Le 10 mai 2019, M. [V] s’est porté caution de la société Dgbooster à hauteur de 30.000 euros et pour une durée de 84 mois.
Il résulte de ces éléments qu’il n’est pas établi que le cautionnement souscrit par M.[V] était, au jour de sa conclusion, manifestement disproportionné à ses biens et revenus. Partant, il n’y a pas lieu d’examiner la proportionnalité de ce cautionnement au jour où M. [V] a été appelé. Le jugement sera confirmé de ce chef.
La disproportion au moment de la conclusion de l’engagement de décembre 2019 :
Il résulte de la fiche de renseignement du 20 décembre 2019 que M. [V] y a déclaré être marié sous le régime légal et avoir deux enfants à charge. Il a déclaré disposer d’un revenu annuel de 30.000 euros soit environ 2.500 euros par mois. De plus il percevait un revenu foncier annuel de 6.000 euros.
Il a précisé être propriétaire de sa résidence principale, d’une valeur de 370.000 euros, avec un passif résiduel de 330.000 euros, soit un actif net de 40.000 euros.
Il a déclaré être propriétaire de 50% de la SCI SDJG pour une valeur de 125.000 euros.
Il a déclaré détenir en commun les parts de la société Dgbooster pour une valeur totale de 1.645.000 euros.
M. [V] a indiqué qu’il s’était porté caution de la société Dgbooster à hauteur de 30.000 euros et pour une durée de 84 mois.
Cette fiche ne comporte pas d’anomalie apparente. L’état des comptes de la société Dgbooster et de la SCI SDJG, à supposer que la Banque en ait eu connaissance, ne permet pas de retenir de façon apparente une valeur de ces sociétés différente de celle déclarée par M. [V] dans sa fiche de renseignement.

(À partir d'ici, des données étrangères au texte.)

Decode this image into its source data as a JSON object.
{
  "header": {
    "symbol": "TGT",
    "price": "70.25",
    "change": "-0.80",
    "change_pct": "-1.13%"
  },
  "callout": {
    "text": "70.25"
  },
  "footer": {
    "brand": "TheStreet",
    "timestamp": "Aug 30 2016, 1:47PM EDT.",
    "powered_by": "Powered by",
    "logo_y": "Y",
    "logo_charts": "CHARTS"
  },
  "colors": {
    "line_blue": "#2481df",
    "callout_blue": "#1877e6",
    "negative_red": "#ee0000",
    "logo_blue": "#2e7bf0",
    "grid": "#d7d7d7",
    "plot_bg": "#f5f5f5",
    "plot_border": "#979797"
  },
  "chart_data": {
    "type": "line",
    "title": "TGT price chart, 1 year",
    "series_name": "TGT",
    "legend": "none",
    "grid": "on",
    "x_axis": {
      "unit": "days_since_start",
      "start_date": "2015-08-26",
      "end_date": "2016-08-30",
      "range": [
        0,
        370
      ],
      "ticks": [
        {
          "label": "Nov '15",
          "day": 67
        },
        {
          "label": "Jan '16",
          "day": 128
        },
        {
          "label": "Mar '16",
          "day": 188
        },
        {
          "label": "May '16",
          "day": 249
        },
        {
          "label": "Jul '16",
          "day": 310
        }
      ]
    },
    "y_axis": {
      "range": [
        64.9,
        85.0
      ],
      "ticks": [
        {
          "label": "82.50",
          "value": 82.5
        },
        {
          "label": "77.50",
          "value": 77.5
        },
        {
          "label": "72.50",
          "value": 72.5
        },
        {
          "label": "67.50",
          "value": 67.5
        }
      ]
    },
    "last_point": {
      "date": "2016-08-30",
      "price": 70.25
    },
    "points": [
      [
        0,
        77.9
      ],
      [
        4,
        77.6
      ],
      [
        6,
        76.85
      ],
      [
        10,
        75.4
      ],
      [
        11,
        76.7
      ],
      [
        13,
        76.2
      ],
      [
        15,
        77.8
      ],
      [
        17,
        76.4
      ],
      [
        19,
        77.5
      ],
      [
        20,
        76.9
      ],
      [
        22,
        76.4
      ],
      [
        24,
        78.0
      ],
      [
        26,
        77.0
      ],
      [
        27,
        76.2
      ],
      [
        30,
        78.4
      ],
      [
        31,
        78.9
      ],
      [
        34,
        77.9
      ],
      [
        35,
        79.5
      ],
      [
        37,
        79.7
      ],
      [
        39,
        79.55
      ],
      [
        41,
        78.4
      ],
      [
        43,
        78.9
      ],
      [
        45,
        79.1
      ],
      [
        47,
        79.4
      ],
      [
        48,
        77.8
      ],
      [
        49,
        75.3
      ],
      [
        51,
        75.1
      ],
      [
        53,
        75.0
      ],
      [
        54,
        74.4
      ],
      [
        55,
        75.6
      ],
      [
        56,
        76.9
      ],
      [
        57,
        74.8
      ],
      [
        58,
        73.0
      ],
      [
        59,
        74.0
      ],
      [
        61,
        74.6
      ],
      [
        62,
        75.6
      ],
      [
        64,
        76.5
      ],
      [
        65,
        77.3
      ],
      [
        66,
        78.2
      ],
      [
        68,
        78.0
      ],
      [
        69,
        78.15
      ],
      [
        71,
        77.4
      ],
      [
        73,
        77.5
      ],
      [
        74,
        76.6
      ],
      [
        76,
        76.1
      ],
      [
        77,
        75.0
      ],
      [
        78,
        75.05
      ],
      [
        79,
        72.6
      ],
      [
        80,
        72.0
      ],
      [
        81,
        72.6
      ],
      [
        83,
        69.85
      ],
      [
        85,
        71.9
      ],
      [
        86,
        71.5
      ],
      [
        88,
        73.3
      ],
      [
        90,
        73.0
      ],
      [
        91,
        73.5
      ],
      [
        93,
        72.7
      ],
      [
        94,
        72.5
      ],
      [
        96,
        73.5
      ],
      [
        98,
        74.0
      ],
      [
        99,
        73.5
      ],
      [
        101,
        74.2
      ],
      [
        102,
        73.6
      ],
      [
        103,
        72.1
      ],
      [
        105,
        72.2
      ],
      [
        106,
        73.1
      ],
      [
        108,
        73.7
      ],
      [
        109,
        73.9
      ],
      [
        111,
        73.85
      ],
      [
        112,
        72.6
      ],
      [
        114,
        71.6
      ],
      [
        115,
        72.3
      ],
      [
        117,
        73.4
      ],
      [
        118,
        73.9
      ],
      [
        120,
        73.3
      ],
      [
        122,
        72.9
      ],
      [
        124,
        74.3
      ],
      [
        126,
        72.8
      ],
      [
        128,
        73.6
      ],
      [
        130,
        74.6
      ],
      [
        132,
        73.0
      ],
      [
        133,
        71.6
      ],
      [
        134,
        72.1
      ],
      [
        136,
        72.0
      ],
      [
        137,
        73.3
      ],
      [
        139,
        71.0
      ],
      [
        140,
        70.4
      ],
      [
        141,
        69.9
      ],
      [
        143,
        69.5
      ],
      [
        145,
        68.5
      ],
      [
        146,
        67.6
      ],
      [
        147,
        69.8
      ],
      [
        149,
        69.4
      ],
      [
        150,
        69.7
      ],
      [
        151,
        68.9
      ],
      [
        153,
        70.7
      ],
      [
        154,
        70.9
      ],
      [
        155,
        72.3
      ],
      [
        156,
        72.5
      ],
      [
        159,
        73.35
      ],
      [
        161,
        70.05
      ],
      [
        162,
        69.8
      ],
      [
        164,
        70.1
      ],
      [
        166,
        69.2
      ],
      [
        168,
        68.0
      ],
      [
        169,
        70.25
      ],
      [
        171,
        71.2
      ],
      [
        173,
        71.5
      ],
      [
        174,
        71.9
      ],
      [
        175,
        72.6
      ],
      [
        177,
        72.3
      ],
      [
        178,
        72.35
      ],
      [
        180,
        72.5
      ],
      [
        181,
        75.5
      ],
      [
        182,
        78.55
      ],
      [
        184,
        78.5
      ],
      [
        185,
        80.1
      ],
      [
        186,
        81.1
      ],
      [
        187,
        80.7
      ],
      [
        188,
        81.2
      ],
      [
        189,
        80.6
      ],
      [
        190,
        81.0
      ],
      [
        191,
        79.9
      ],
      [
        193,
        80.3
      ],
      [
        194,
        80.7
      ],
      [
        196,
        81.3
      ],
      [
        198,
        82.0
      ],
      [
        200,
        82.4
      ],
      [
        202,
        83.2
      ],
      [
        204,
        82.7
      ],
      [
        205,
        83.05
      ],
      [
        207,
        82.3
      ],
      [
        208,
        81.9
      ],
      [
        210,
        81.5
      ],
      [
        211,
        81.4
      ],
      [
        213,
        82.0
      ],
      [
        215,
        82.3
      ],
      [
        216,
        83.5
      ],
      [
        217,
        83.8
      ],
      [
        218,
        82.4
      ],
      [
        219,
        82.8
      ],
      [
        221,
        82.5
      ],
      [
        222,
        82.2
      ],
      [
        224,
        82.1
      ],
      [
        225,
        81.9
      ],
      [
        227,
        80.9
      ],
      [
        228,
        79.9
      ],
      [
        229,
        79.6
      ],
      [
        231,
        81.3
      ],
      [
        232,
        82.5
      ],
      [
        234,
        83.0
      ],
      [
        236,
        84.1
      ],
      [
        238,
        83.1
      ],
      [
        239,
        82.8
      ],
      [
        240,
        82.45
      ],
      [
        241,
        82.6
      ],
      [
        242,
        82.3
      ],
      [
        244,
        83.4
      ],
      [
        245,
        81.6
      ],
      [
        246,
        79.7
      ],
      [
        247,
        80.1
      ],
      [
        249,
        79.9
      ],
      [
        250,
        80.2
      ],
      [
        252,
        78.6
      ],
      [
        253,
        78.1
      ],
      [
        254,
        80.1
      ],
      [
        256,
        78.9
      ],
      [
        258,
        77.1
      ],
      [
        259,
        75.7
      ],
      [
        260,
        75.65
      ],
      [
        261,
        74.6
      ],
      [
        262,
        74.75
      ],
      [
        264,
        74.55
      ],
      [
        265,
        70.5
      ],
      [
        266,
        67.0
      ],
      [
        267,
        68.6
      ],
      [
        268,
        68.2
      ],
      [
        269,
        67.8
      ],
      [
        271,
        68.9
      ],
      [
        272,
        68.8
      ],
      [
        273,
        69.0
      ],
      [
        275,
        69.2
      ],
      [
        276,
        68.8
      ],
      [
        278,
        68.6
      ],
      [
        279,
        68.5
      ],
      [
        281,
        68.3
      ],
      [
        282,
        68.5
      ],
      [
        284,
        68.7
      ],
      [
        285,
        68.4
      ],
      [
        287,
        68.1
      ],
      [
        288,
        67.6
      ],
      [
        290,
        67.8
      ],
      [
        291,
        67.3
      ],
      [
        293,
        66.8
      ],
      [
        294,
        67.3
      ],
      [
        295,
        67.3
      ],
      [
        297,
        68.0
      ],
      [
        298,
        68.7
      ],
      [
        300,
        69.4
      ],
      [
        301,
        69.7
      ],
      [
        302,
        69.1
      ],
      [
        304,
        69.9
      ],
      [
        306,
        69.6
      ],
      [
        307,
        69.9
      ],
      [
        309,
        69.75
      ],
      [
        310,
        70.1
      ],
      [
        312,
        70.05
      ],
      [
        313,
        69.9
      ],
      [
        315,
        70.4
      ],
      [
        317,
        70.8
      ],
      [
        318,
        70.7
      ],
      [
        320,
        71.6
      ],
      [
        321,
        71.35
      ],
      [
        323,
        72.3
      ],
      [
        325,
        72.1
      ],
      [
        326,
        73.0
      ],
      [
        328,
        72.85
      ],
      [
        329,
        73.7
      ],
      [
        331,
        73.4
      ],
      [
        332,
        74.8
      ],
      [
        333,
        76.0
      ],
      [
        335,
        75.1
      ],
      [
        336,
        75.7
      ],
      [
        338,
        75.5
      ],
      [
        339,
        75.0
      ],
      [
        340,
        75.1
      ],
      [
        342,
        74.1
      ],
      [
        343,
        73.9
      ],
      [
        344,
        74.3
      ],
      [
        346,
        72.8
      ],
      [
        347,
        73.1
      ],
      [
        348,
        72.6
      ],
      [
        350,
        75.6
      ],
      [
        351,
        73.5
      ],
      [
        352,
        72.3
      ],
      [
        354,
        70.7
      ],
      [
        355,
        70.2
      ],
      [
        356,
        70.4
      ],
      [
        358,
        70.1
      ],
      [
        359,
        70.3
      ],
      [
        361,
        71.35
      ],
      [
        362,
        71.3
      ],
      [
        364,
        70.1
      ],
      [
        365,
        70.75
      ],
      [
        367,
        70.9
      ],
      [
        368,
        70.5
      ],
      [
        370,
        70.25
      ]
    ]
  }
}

Le 20 décembre 2019, M. [V] s’est porté caution de la société Dgbooster à hauteur de 120.000 euros.
Il résulte de ces éléments qu’il n’est pas établi que le cautionnement souscrit par M.[V] était, au jour de sa conclusion, manifestement disproportionné à ses biens et revenus. Partant, il n’y a pas lieu d’examiner la proportionnalité de ce cautionnement au jour où M. [V] a été appelé. Le jugement sera confirmé de ce chef.
M. [V] ne conteste pas le montant des condamnations prononcées contre lui. Le jugement sera confirmé sur ce point.
La capitalisation des intérêts est de droit dès lors qu’elle est demandée. Le jugement sera confirmé en ce qu’il l’a ordonnée.
Sur les frais et dépens :
Il y a lieu confirmer les condamnations prononcées en première instance au titre des dépens et des dispositions de l’article 700 du code de procédure civile, de condamner la société Dgbooster et M. [V] aux dépens d’appel et de rejeter les demandes formées en appel au titre de l’article 700 du code de procédure civile.
PAR CES MOTIFS,
La cour, statuant dans les limites de sa saisine :
— Confirme le jugement,
Y ajoutant :
— Rejette les autres demandes des parties,
— Condamne M. [V] et la société Dgbooster aux dépens d’appel.